Monday, December 19, 2011

SMOE budget passed

[Update - paragraph added at bottom]

Yonhap reported yesterday that on the 17th, the Seoul city council's special budget committee passed SMOE's budget of 7,094,953,700,000 won (32.9 billion won more than SMOE asked for).

According to SMOE a good deal of the debate over the budget was in regard to senior teachers and the budget for placement of native speaking teachers, which saw cuts by the education committee and was then partly restored by the special budget committee.
The education committee of the city council also cut 4.9 billion won from the budget for placement of native speaking teachers in elementary and middle schools, though [in the end] in the budget committee, the office of education's submitted budget of 31.4 billion won was cut only by 2.2 billion won down to 29.1 billion won.

According to this, next year native speaking teachers will disappear from high schools, as per SMOE's original plan, but are expected to remain at current levels in elementary and middle schools.
[A revised version of this article instead says "but are expected to remain at current levels in elementary and middle schools until at least the first half of next year," and deletes the following paragraph:]
An SMOE official said, "Allowances were made for middle school native speaking teachers whose contract periods end next August and the budget was expanded again." "During the second half of the year a supplementary budget for placing native speaking teachers in middle schools should be further reviewed."
Interesting that the above paragraph was cut. Perhaps that means there will be no supplementary budget for NSETs next summer.

As well, next year the free lunch program will be expanded to students in the first year of middle school and the Seoul City Council education committee decided SMOE would shoulder 50% of the total cost of 55.3 billion won (27.65 billion won), with the remaining 50% to be covered by Seoul City Government (30%) and each gu (city district).

The budget should be completely settled today.

Some of the figures there are interesting. It says SMOE's planned budget of 31.4 billion won was cut only by 2.2 billion won down to 29.1 billion won. However, the original SBS report said that the budget was set to be 30.2 million won - a 1.2 billion won discrepancy. As well, SBS reported that last year's budget of 34.6 million won for NSETs was to be cut by 9.3 billion won (4.4 SMOE planned to cut + 4.9 wanted by the council), or by 27% - and yet it reported that 57% of NSETs would be cut.

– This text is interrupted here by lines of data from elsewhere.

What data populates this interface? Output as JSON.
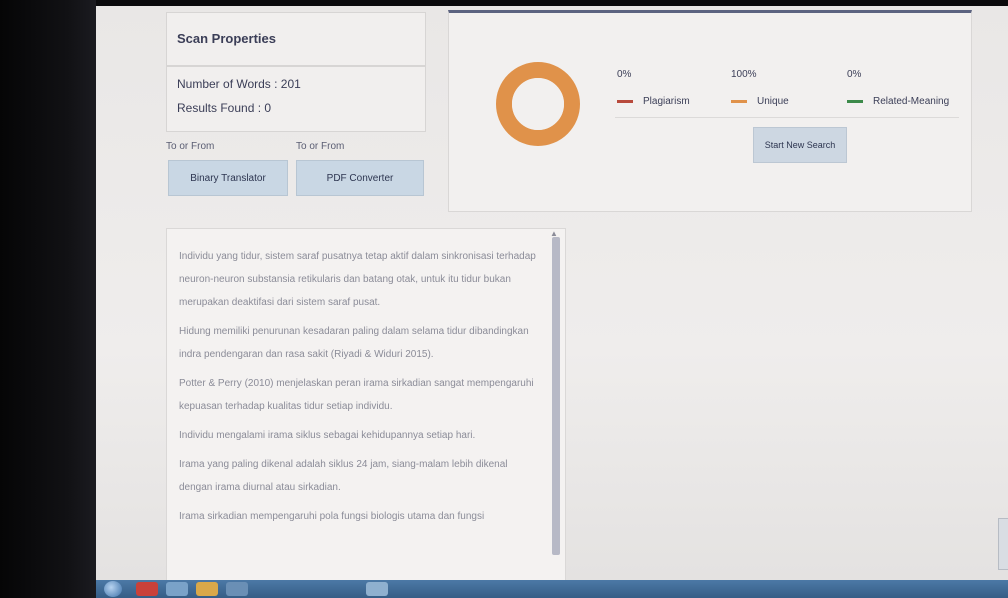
{
  "scan": {
    "title": "Scan Properties",
    "words_label": "Number of Words : 201",
    "results_label": "Results Found : 0"
  },
  "tools": [
    {
      "label": "To or From",
      "button": "Binary Translator"
    },
    {
      "label": "To or From",
      "button": "PDF Converter"
    }
  ],
  "results": {
    "metrics": [
      {
        "percent": "0%",
        "name": "Plagiarism",
        "color": "#b84a3c",
        "value": 0
      },
      {
        "percent": "100%",
        "name": "Unique",
        "color": "#e0924a",
        "value": 100
      },
      {
        "percent": "0%",
        "name": "Related-Meaning",
        "color": "#3c8a4a",
        "value": 0
      }
    ],
    "new_search": "Start New Search"
  },
  "text": {
    "paragraphs": [
      "Individu yang tidur, sistem saraf pusatnya tetap aktif dalam sinkronisasi terhadap neuron-neuron substansia retikularis dan batang otak, untuk itu tidur bukan merupakan deaktifasi dari sistem saraf pusat.",
      "Hidung memiliki penurunan kesadaran paling dalam selama tidur dibandingkan indra pendengaran dan rasa sakit (Riyadi & Widuri 2015).",
      "Potter & Perry (2010) menjelaskan peran irama sirkadian sangat mempengaruhi kepuasan terhadap kualitas tidur setiap individu.",
      "Individu mengalami irama siklus sebagai kehidupannya setiap hari.",
      "Irama yang paling dikenal adalah siklus 24 jam, siang-malam lebih dikenal dengan irama diurnal atau sirkadian.",
      "Irama sirkadian mempengaruhi pola fungsi biologis utama dan fungsi"
    ]
  },
  "colors": {
    "donut": "#e0924a",
    "accent": "#5c6380"
  }
}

Someone needs to brush up on their math. What makes the 57% figure even more ridiculous is the fact that SMOE does not fund all of the foreign teachers. I recently saw a list of the teachers in my district whose contracts were being renewed, and out of twenty, 12 were funded by SMOE, 4 by Seoul city government, and 4 by the local district office. While that's a small sample, it does at least make clear that SMOE doesn't fund all of the teachers. As for current NSET numbers, I've been told that there are currently 579 elementary school teachers, 372 middle school teachers, and 291 high school teachers, or 1242 teachers all together.

Something else I haven't seen mentioned is that last week there was a panel on English education in the Seoul school system, which is described here.

The writer of that blog, a Korean elementary school English teacher who has worked with native speaking teachers, also wrote a long opinion piece for Ohmynews (called "It's easy to be a native speaking teacher!) which calls the cuts 'welcome' and, while saying that some teachers were okay and some just came for the money (and the best only stayed for a year), concludes by asking which is more important for 'our future' - giving money to native speakers or food to children?


King Baeksu said...

From 한희정's bio: "대학 시절 전교조 충북지부 선생님들과 "민족교육연구모임""마을공동체교육과정연구소" 활동을 함께 했습니다."

Lol. No surprise that someone affiliated with the Korean Teachers & Education Workers' Union and the Minjok Education Research Group would argue, most disingenuously, that "It's easy to be a native speaking teacher" and come down in favor of free lunches for all over equal access to native-speaker ESL instructors.

As I argued in a previous thread, the nation trumps class in the mind of the ethno-nationalist. I'm sure lower-income students who cannot afford private English lessons at hagwons will be happy to know that they are, in effect, subsidizing the free lunches of upper-income students, since it's "all for the good of the nation" in the end.

I pity the poor students who have to endure such self-pitying, wet-blanket, whiny teachers. No wonder so many Koreans hate English!

matt said...

Nice find. She also mentions, approvingly, that one teacher spent his own money to study Korean and liked Korean food, which may have offset his OK work attitude and his tendency to focus on kids who could already talk.

A friend of mine, who is the KTU rep at his school, told me the KTU's POV on the budget was that it should be spread more equally among the important subjects. I never got to delve into the topic with him fully, but he did mention that he'd heard the SMOE teacher training institute (with NSETs helping train Korean English teachers, a program my friend benefited from) is supposed to be cut, which really makes no sense, as that's a program which should really be supported.